Built into the documents that frame our nation’s purpose are words that inspire us. America has never been perfect in its execution of stated ideals, but over time, life has gotten better. Even as we acknowledge that we often take three steps forward and two steps back, we are reassured. However there is a force out there that endangers our nation’s freedom. It threatens freedom around the world as well, and that force is the stateless corporation.
The major corporations of the world call themselves multi-national. That phrase is not accurate, a better term is “Stateless Corporations,” that is to say they have no loyalties to any nation. They pretty much operate outside the legal framework of any nation. Why this is dangerous and cannot be tolerated by the people I will go into later, but we the people have power in the hands that we have not fully exercised
Allow me to take you away from this thought for a moment and look at the writings of Alexis DeTocqueville. DeTocqueville, a Frenchman traveled through America writing about his observations of American life.
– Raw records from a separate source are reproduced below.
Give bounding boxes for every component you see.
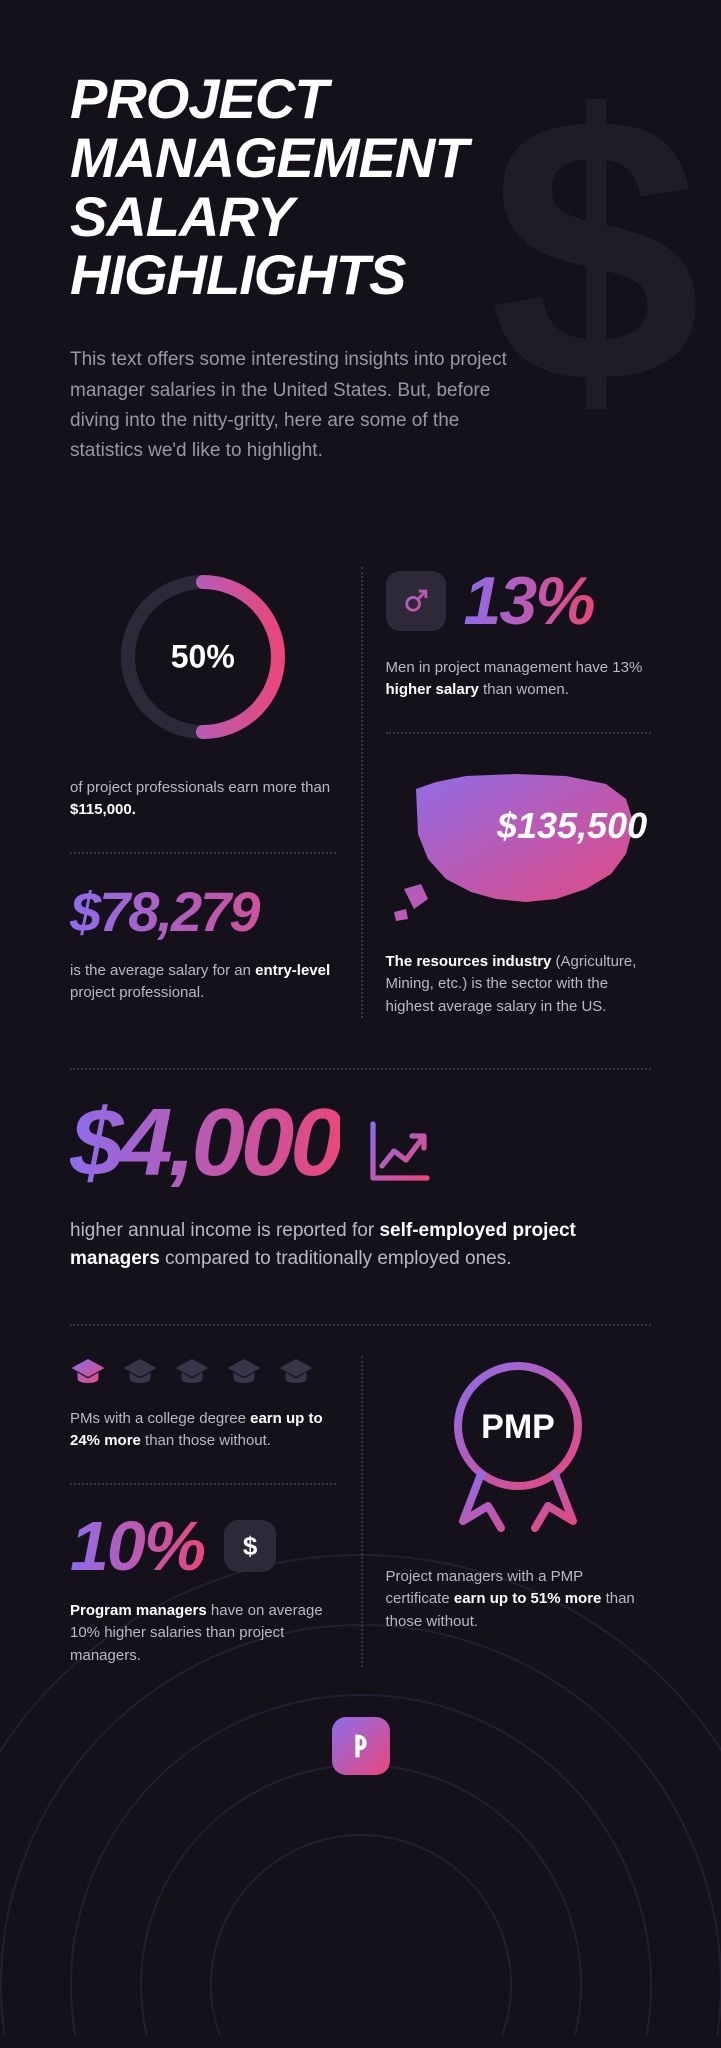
donut-caption: of project professionals earn more than …	[70, 777, 336, 822]
logo-wrap	[70, 1717, 651, 1775]
grad-cap-icon	[226, 1356, 262, 1386]
stats-row-1: 50% of project professionals earn more t…	[70, 567, 651, 1019]
pmp-caption: Project managers with a PMP certificate …	[386, 1566, 652, 1634]
entry-level-caption: is the average salary for an entry-level…	[70, 960, 336, 1005]
col-right: 13% Men in project management have 13% h…	[386, 567, 652, 1019]
donut-chart: 50%	[113, 567, 293, 747]
title-line-2: MANAGEMENT	[70, 126, 468, 189]
trend-up-icon	[364, 1115, 436, 1187]
dollar-badge-icon: $	[224, 1520, 276, 1572]
grad-cap-icon	[70, 1356, 106, 1386]
stats-row-2: PMs with a college degree earn up to 24%…	[70, 1356, 651, 1668]
intro-text: This text offers some interesting insigh…	[70, 345, 530, 467]
program-mgr-row: 10% $	[70, 1515, 336, 1578]
grad-cap-icon	[122, 1356, 158, 1386]
title-line-3: SALARY	[70, 185, 293, 248]
gender-gap-value: 13%	[464, 567, 594, 635]
vertical-divider	[361, 1356, 363, 1668]
male-icon	[386, 571, 446, 631]
program-mgr-caption: Program managers have on average 10% hig…	[70, 1600, 336, 1668]
us-map: $135,500	[386, 764, 652, 929]
grad-cap-row	[70, 1356, 336, 1386]
page-title: PROJECT MANAGEMENT SALARY HIGHLIGHTS	[70, 70, 651, 305]
degree-caption: PMs with a college degree earn up to 24%…	[70, 1408, 336, 1453]
vertical-divider	[361, 567, 363, 1019]
resources-caption: The resources industry (Agriculture, Min…	[386, 951, 652, 1019]
divider	[70, 852, 336, 854]
svg-text:PMP: PMP	[481, 1408, 555, 1446]
brand-logo	[332, 1717, 390, 1775]
self-employed-caption: higher annual income is reported for sel…	[70, 1217, 651, 1274]
resources-value: $135,500	[497, 805, 647, 847]
divider	[70, 1483, 336, 1485]
gender-gap-caption: Men in project management have 13% highe…	[386, 657, 652, 702]
divider	[70, 1324, 651, 1326]
grad-cap-icon	[174, 1356, 210, 1386]
title-line-4: HIGHLIGHTS	[70, 243, 405, 306]
col-left-bottom: PMs with a college degree earn up to 24%…	[70, 1356, 336, 1668]
self-employed-value: $4,000	[70, 1100, 340, 1186]
divider	[386, 732, 652, 734]
donut-value: 50%	[171, 638, 235, 675]
col-left: 50% of project professionals earn more t…	[70, 567, 336, 1019]
program-mgr-value: 10%	[70, 1515, 204, 1578]
title-line-1: PROJECT	[70, 67, 328, 130]
pmp-badge-icon: PMP	[433, 1356, 603, 1546]
grad-cap-icon	[278, 1356, 314, 1386]
col-right-bottom: PMP Project managers with a PMP certific…	[386, 1356, 652, 1668]
self-employed-row: $4,000	[70, 1100, 651, 1186]
gender-stat-row: 13%	[386, 567, 652, 635]
entry-level-value: $78,279	[70, 884, 336, 940]
divider	[70, 1068, 651, 1070]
Once, while he was a passenger on a river boat, he observed, on one side of the river there were slaves working on the river front, the other side of the river was a free state. The workers on the free state side were working at a fast pace and accomplishing much more than the slaves on the slave state side of the river. You can draw some conclusions about why the difference existed, and here is one.
Black people are lazy and/or stupid. The truth is that black people in slavery were neither lazy nor stupid; they merely did what they needed to do in order to survive. We don’t know what motivated the workers on the free side of the river, but they could probably take a day off if they needed to, the slave worked until dead, so what he did was pace himself, and that was a form of self preservation, and also resistance.
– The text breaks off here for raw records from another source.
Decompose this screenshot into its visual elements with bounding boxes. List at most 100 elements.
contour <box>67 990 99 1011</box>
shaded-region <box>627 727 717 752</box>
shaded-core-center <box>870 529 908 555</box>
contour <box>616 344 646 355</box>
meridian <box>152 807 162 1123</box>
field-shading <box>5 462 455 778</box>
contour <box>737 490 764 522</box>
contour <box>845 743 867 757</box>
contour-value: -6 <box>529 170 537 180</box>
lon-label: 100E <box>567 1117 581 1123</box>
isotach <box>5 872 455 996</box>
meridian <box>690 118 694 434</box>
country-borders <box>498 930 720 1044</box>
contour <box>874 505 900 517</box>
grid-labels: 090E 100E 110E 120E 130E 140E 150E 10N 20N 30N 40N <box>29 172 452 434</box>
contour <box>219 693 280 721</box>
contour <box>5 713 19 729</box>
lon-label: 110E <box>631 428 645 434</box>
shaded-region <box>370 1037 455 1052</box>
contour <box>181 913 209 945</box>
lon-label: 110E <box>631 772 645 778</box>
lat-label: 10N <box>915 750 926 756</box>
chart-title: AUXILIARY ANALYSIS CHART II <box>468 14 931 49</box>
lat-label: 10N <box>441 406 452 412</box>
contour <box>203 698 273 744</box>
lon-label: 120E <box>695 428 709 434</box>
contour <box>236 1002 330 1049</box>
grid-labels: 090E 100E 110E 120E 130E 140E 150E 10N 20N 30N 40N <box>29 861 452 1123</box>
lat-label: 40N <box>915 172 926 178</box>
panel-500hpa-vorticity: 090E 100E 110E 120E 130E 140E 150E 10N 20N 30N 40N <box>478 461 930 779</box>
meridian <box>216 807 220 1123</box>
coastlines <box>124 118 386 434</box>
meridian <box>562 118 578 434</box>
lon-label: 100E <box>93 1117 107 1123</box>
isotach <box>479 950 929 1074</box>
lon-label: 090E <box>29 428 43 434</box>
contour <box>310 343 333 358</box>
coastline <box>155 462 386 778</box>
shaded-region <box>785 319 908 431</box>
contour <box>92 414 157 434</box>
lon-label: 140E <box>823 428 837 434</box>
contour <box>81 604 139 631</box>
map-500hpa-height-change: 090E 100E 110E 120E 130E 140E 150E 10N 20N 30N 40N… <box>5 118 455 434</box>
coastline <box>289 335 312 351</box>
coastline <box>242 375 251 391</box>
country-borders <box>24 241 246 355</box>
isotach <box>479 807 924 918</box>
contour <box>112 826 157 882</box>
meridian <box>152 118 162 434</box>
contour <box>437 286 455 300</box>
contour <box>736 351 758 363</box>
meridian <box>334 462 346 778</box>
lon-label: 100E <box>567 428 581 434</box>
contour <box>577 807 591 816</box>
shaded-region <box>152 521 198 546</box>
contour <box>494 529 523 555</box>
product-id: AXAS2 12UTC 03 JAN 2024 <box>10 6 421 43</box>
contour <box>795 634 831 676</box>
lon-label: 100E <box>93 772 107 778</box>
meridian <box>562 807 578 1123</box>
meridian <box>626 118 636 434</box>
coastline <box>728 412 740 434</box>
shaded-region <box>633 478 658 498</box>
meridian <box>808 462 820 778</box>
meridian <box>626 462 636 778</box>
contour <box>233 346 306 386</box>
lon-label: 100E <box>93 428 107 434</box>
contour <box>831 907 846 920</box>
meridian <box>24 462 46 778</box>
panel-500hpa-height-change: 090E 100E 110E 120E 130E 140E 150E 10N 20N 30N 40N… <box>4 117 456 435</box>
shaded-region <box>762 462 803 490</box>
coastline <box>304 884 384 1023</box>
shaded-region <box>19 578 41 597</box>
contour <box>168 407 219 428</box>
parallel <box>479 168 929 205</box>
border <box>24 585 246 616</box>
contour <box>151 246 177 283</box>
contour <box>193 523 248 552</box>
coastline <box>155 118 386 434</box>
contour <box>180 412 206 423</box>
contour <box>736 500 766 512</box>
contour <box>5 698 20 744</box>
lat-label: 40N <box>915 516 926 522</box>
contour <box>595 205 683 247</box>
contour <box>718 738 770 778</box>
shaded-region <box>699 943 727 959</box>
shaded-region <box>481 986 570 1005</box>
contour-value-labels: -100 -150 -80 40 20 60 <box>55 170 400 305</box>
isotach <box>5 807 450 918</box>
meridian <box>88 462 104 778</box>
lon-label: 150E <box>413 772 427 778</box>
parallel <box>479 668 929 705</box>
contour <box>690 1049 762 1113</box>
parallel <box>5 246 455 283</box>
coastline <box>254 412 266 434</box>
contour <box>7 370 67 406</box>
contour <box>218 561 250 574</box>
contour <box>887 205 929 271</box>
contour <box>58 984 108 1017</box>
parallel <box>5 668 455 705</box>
My point of that paragraph is to remind us that the oppressed have the ability to resist. The labor movement in this country has been systematically crushed by the weight of corporate greed and the cooperation of a wholly purchased government. Organized labor today is a mere shadow of what it used to be, but bear this in mind. It is labor that physically built this country. The more we oppress labor the less gets done.
Presently we are standing on the broad shoulders of our parents and our grandparents. All of the great infrastructure that was built by them is now decaying. How will we ever pay for the rebuilding of this country when our people in Washington are triggering wars that cost us trillions of dollars? When will we, the laboring class refuse to go to war? When will we decide that my enemy is not who the federal government tells us it is? Maybe then, that good money can be redirected back to America’s needs. When will we again realize that labor is the key to sustainable growth? Capital investments in things that the population cannot afford will go nowhere.
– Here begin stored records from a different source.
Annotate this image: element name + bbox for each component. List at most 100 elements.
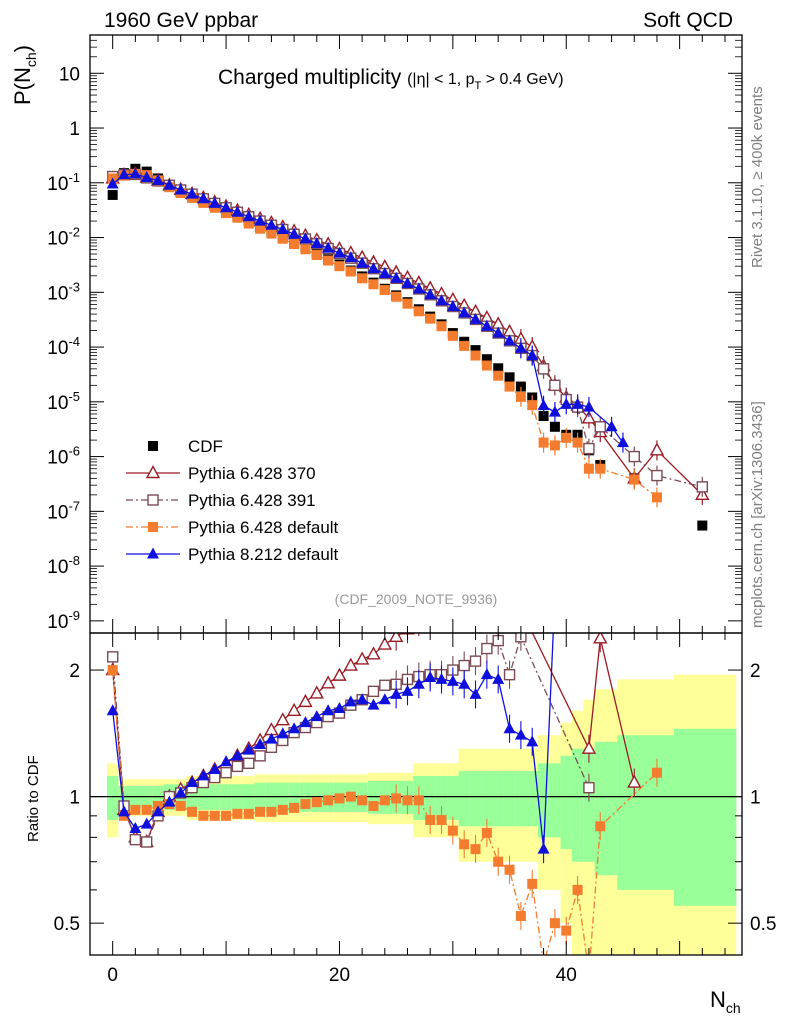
legend-label: CDF [188,437,223,456]
data-point [323,255,334,266]
data-point [402,298,413,309]
bottom-plot-layer [90,633,742,978]
data-point [378,267,391,279]
data-point [288,227,301,239]
y-tick-label: 10-8 [47,553,80,578]
legend-marker [147,494,159,506]
ratio-point [175,800,186,811]
ratio-point [243,808,254,819]
x-tick-label: 40 [556,965,577,986]
data-point [459,340,470,351]
ratio-point [367,685,380,698]
data-point [582,400,595,412]
data-point [208,196,221,208]
y-tick-label: 10-5 [47,389,80,414]
data-point [140,170,153,182]
ratio-point [129,821,142,833]
data-point [504,381,515,392]
ratio-point [255,806,266,817]
top-y-tick-labels: 10-9 10-8 10-7 10-6 10-5 10-4 10-3 10-2 10-1 1 10 [47,64,80,633]
ratio-y-tick-label-right: 1 [750,788,761,809]
ratio-point [527,878,538,889]
legend-label: Pythia 6.428 391 [188,491,316,510]
data-point [504,372,515,383]
data-point [379,285,390,296]
band-inner [583,748,595,862]
ratio-point [595,821,606,832]
ratio-point [627,774,642,788]
ratio-point [107,665,118,676]
band-inner [673,728,737,906]
ratio-y-tick-label-right: 0.5 [750,914,776,935]
data-point [243,218,254,229]
band-inner [481,771,493,827]
data-point [299,232,312,244]
ratio-point [209,810,220,821]
ratio-point [265,732,278,744]
ratio-point [332,667,347,681]
ratio-point [584,968,594,978]
ratio-point [390,687,403,699]
ratio-point [265,741,278,754]
ratio-point [345,791,356,802]
data-point [616,436,629,448]
data-point [129,167,142,179]
band-inner [469,771,482,827]
data-point [424,288,437,300]
legend-marker [147,547,159,559]
ratio-point [357,795,368,806]
data-point [152,174,165,186]
ratio-point [141,804,152,815]
band-inner [549,763,561,838]
ratio-point [276,727,289,739]
data-point [391,291,402,302]
ratio-point [174,786,187,798]
data-point [242,210,255,222]
ratio-point [140,817,153,829]
ratio-point [368,800,379,811]
ratio-point [539,959,549,969]
ratio-point [469,687,482,699]
ratio-point [266,806,277,817]
top-frame [89,34,743,634]
legend-entry: Pythia 6.428 370 [126,464,316,483]
ratio-point [425,814,436,825]
ratio-point [388,633,404,642]
x-tick-label: 0 [107,965,118,986]
data-point [266,228,277,239]
ratio-y-axis-label: Ratio to CDF [25,755,42,842]
ratio-point [458,659,470,672]
data-point [538,437,549,448]
series-line [112,173,658,498]
ratio-point [254,750,266,762]
ratio-point [480,668,493,680]
data-point [333,246,346,258]
bottom-panel: 0.5 0.51 12 20 20 40 Ratio to CDF Nch [25,632,776,1016]
ratio-point [320,675,336,689]
ratio-line [112,633,554,850]
data-point [548,405,561,417]
legend-entry: CDF [148,437,223,456]
y-tick-label: 10-3 [47,279,80,304]
ratio-point [289,802,300,813]
data-point [561,432,572,443]
ratio-point [549,918,560,929]
data-point [345,266,356,277]
ratio-point [208,763,221,775]
data-point [481,360,492,371]
data-point [436,321,447,332]
ratio-point [220,755,233,767]
ratio-point [378,693,391,705]
data-point [311,250,322,261]
band-inner [435,775,448,820]
data-point [265,218,278,230]
data-point [493,363,504,374]
ratio-point [197,769,210,781]
legend-entry: Pythia 6.428 391 [126,491,316,510]
data-point [186,187,199,199]
data-point [537,363,550,375]
ratio-point [581,740,597,754]
header-left: 1960 GeV ppbar [104,9,258,32]
data-point [628,450,640,463]
data-point [697,520,708,531]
Too many people equate the labor movement in terms of left wing politics. That notion is wrong. We, as a nation are a family, and no family leaves the least of its members behind. The collective blood sweat and tears of the laboring class made everything in this country that is of any value. If we leave them behind by allowing an ever increasing widening of the wealth disparity then we will become a modern feudal world. Without a living wage for workers we will cease to grow, and democracy cannot survive.